The fact that Didi Kuaidi works together with more than 1.3 million taxi drivers is another difference from Uber, whose relationship with the taxi industry in the U.S. is less than cordial.

“We think we are more sensitive to local needs,” Bo explained. “We are very local and we are very Chinese. It’s not about going into markets and slashing others. It’s about working with local champions. This is why we think we are different.”

Given its huge customer base, Didi Kuaidi also has a massive amount of data it analyzes. Bo said the company processes about 250 million routing requests and 50 terabytes of data each day.

“The sheer data we process everyday is very different than any of our international peers, with the exception of GrabTaxi,” Bo said. “We handle more mapping data than any mapping software in this country.”

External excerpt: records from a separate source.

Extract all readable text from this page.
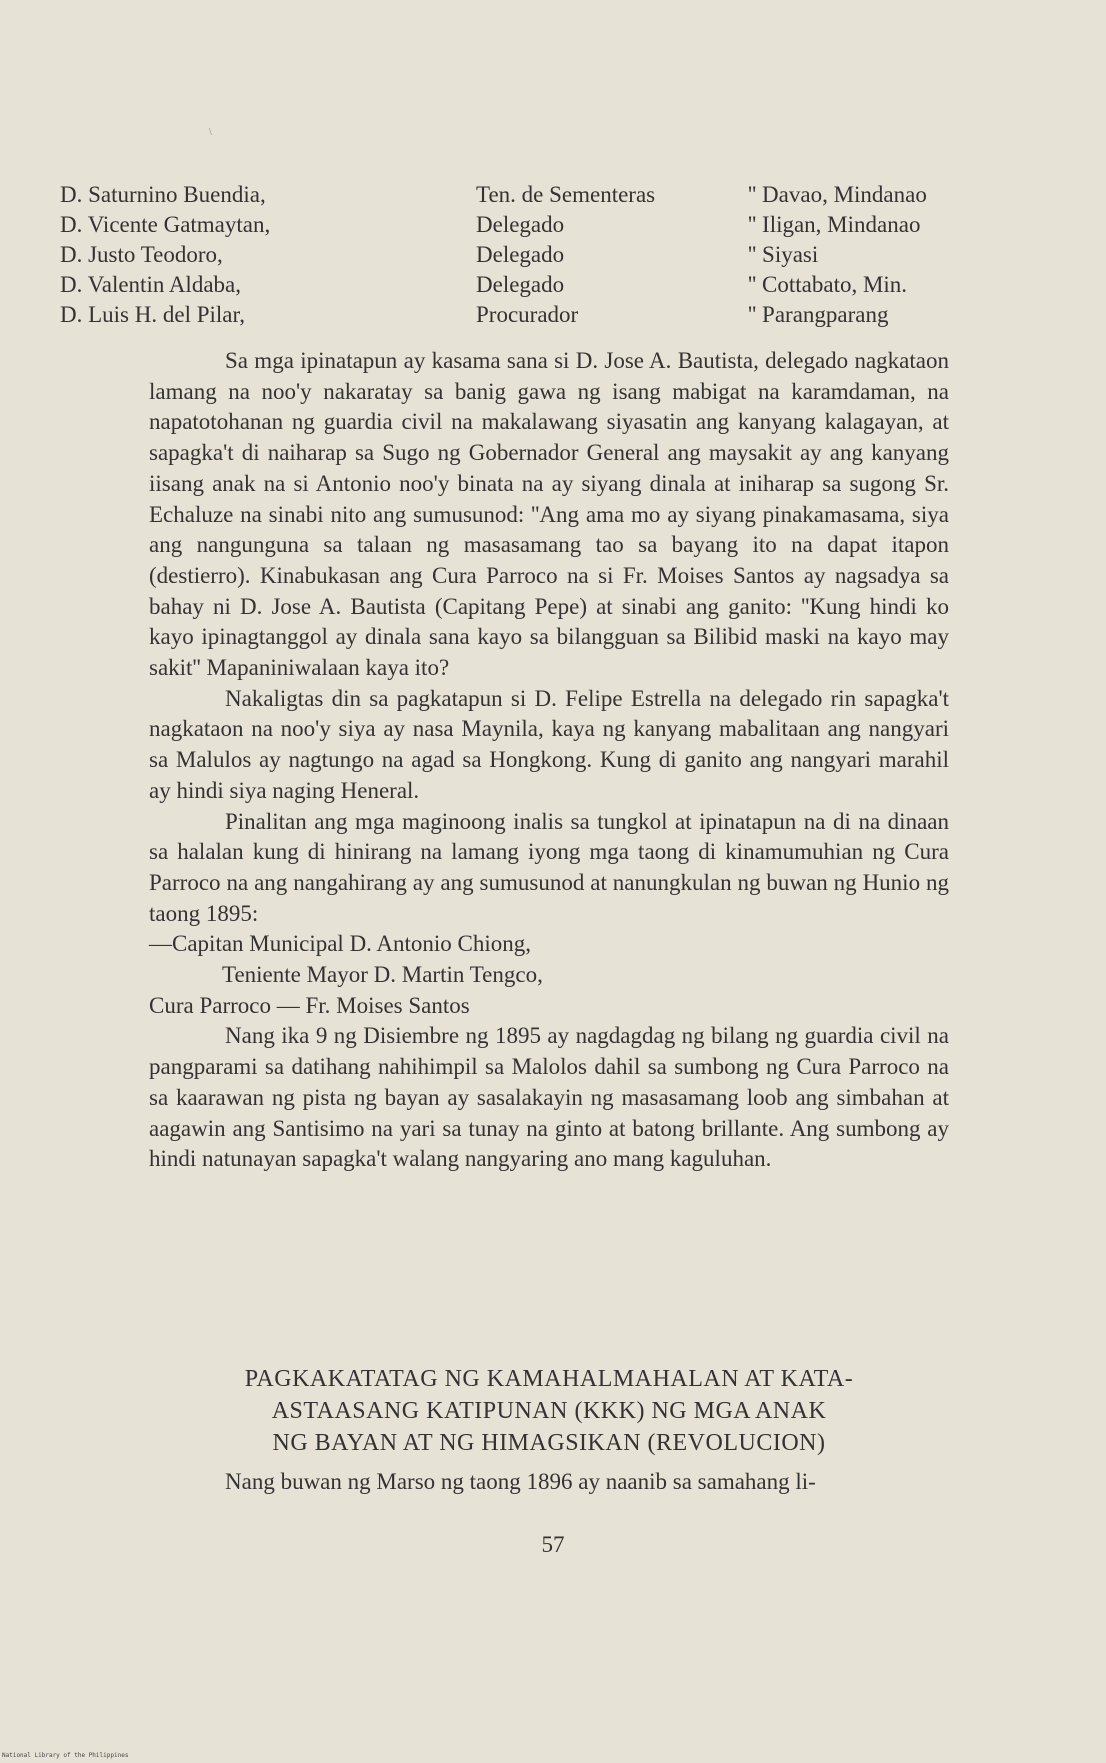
\
D. Saturnino Buendia,	Ten. de Sementeras	'' Davao, Mindanao
D. Vicente Gatmaytan,	Delegado	'' Iligan, Mindanao
D. Justo Teodoro,	Delegado	'' Siyasi
D. Valentin Aldaba,	Delegado	'' Cottabato, Min.
D. Luis H. del Pilar,	Procurador	'' Parangparang

Sa mga ipinatapun ay kasama sana si D. Jose A. Bautista, delegado nagkataon lamang na noo'y nakaratay sa banig gawa ng isang mabigat na karamdaman, na napatotohanan ng guardia civil na makalawang siyasatin ang kanyang kalagayan, at sapagka't di naiharap sa Sugo ng Gobernador General ang maysakit ay ang kanyang iisang anak na si Antonio noo'y binata na ay siyang dinala at iniharap sa sugong Sr. Echaluze na sinabi nito ang sumusunod: ''Ang ama mo ay siyang pinakamasama, siya ang nangunguna sa talaan ng masasamang tao sa bayang ito na dapat itapon (destierro). Kinabukasan ang Cura Parroco na si Fr. Moises Santos ay nagsadya sa bahay ni D. Jose A. Bautista (Capitang Pepe) at sinabi ang ganito: ''Kung hindi ko kayo ipinagtanggol ay dinala sana kayo sa bilangguan sa Bilibid maski na kayo may sakit'' Mapaniniwalaan kaya ito?

Nakaligtas din sa pagkatapun si D. Felipe Estrella na delegado rin sapagka't nagkataon na noo'y siya ay nasa Maynila, kaya ng kanyang mabalitaan ang nangyari sa Malulos ay nagtungo na agad sa Hongkong. Kung di ganito ang nangyari marahil ay hindi siya naging Heneral.

Pinalitan ang mga maginoong inalis sa tungkol at ipinatapun na di na dinaan sa halalan kung di hinirang na lamang iyong mga taong di kinamumuhian ng Cura Parroco na ang nangahirang ay ang sumusunod at nanungkulan ng buwan ng Hunio ng taong 1895:

—Capitan Municipal D. Antonio Chiong,

Teniente Mayor D. Martin Tengco,

Cura Parroco — Fr. Moises Santos

Nang ika 9 ng Disiembre ng 1895 ay nagdagdag ng bilang ng guardia civil na pangparami sa datihang nahihimpil sa Malolos dahil sa sumbong ng Cura Parroco na sa kaarawan ng pista ng bayan ay sasalakayin ng masasamang loob ang simbahan at aagawin ang Santisimo na yari sa tunay na ginto at batong brillante. Ang sumbong ay hindi natunayan sapagka't walang nangyaring ano mang kaguluhan.

PAGKAKATATAG NG KAMAHALMAHALAN AT KATA-
ASTAASANG KATIPUNAN (KKK) NG MGA ANAK
NG BAYAN AT NG HIMAGSIKAN (REVOLUCION)
Nang buwan ng Marso ng taong 1896 ay naanib sa samahang li-
57
National Library of the Philippines
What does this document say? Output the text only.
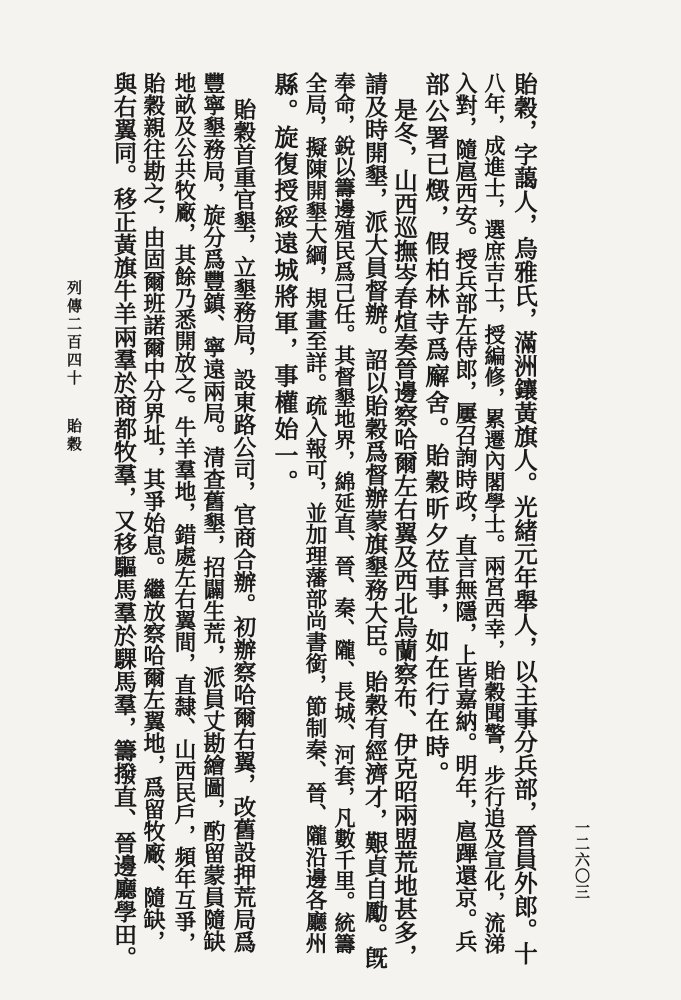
貽穀，字藹人，烏雅氏，滿洲鑲黃旗人。光緒元年舉人，以主事分兵部，晉員外郎。十
八年，成進士，選庶吉士，授編修，累遷內閣學士。兩宮西幸，貽穀聞警，步行追及宣化，流涕
入對，隨扈西安。授兵部左侍郎，屢召詢時政，直言無隱，上皆嘉納。明年，扈蹕還京。兵
部公署已燬，假柏林寺爲廨舍。貽穀昕夕莅事，如在行在時。
是冬，山西巡撫岑春煊奏晉邊察哈爾左右翼及西北烏蘭察布、伊克昭兩盟荒地甚多，
請及時開墾，派大員督辦。詔以貽穀爲督辦蒙旗墾務大臣。貽穀有經濟才，艱貞自勵。旣
奉命，銳以籌邊殖民爲己任。其督墾地界，綿延直、晉、秦、隴、長城、河套，凡數千里。統籌
全局，擬陳開墾大綱，規畫至詳。疏入報可，並加理藩部尚書銜，節制秦、晉、隴沿邊各廳州
縣。旋復授綏遠城將軍，事權始一。
貽穀首重官墾，立墾務局，設東路公司，官商合辦。初辦察哈爾右翼，改舊設押荒局爲
豐寧墾務局，旋分爲豐鎮、寧遠兩局。清查舊墾，招闢生荒，派員丈勘繪圖，酌留蒙員隨缺
地畝及公共牧廠，其餘乃悉開放之。牛羊羣地，錯處左右翼間，直隸、山西民戶，頻年互爭，
貽穀親往勘之，由固爾班諾爾中分界址，其爭始息。繼放察哈爾左翼地，爲留牧廠、隨缺，
與右翼同。移正黃旗牛羊兩羣於商都牧羣，又移驅馬羣於騍馬羣，籌撥直、晉邊廳學田。
列傳二百四十貽穀
一二六〇三
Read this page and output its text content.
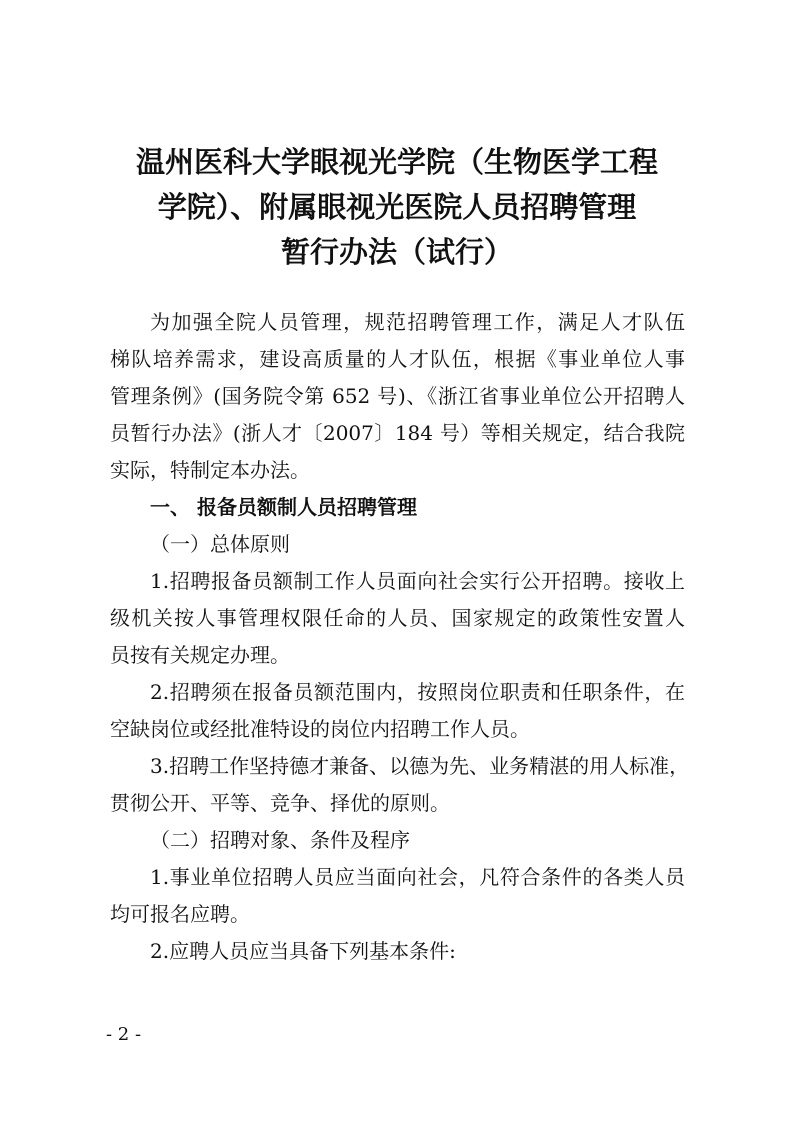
温州医科大学眼视光学院（生物医学工程
学院）、附属眼视光医院人员招聘管理
暂行办法（试行）
为加强全院人员管理，规范招聘管理工作，满足人才队伍
梯队培养需求，建设高质量的人才队伍，根据《事业单位人事
管理条例》(国务院令第 652 号)、《浙江省事业单位公开招聘人
员暂行办法》(浙人才〔2007〕184 号）等相关规定，结合我院
实际，特制定本办法。
一、 报备员额制人员招聘管理
（一）总体原则
1.招聘报备员额制工作人员面向社会实行公开招聘。接收上
级机关按人事管理权限任命的人员、国家规定的政策性安置人
员按有关规定办理。
2.招聘须在报备员额范围内，按照岗位职责和任职条件，在
空缺岗位或经批准特设的岗位内招聘工作人员。
3.招聘工作坚持德才兼备、以德为先、业务精湛的用人标准，
贯彻公开、平等、竞争、择优的原则。
（二）招聘对象、条件及程序
1.事业单位招聘人员应当面向社会，凡符合条件的各类人员
均可报名应聘。
2.应聘人员应当具备下列基本条件:
- 2 -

Understanding the intricacies of the Chinese ride-hailing industry has helped Didi Kuaidi develop new verticals like a private bus service or enterprise solutions. There’s also Hitch, a true “ride-sharing” product that matches drivers and passengers going on similar routes who split fuel and toll costs. Bo himself is a driver on Hitch, which the company describes as a not-for-profit peer-to-peer service that attracted 4.6 million drivers in the first two months of operation.

“I drive people every day from my home area,” Bo said. “A lot of people send me resumes the next day.”


As far as the merger with Kuaidi, which happened on Valentine’s Day this year, Bo said that the deal has helped each company spend less time fighting against each other and reduced the number of subsidies it was giving out to drivers and riders. It also gives the combined company more time and flexibility to work on new products like Hitch.

Internally, Bo said it’s been smooth sailing, with a majority of the top executives from each company staying put after the merger.

“We found that we are actually each other’s mirror image,” he noted. “There wasn’t much of a culture clash.”

Looking ahead, Didi Kuaidi is finding growth opportunities around the globe, as evident by the $100 million it invested in Uber’s main U.S. competitor, Lyft, which is set to raise another $1 billion on a $4.5 billion valuation. Didi Kuaidi, which just named Yahoo co-founder Jerry Yang as a senior advisor, also led a $350 million round in GrabTaxi this summer and was part of a $500 million round that Ola raised last month.

Bo called Lyft the “pioneer of ride-sharing technology” with an app that is “very elegant, from a geek’s point of view.” He noted potential features like a Chinese customer visiting the U.S. and being able to hail a Lyft ride from their Didi app.

“We are still focused on our home market, but when we sit down together with Lyft and see how our powerful data-driven algorithms can combine with their product, it’s really exciting,” he said.

But most of the company’s resources remain dedicated to its home country, where Didi Kuaidi says it serves 250 million of 800 million urban customers — a majority of whom do not own cars and rely on other means of transportation.

“Ride-sharing in China is less of a cool thing,” Bo said, “and more like a necessity.”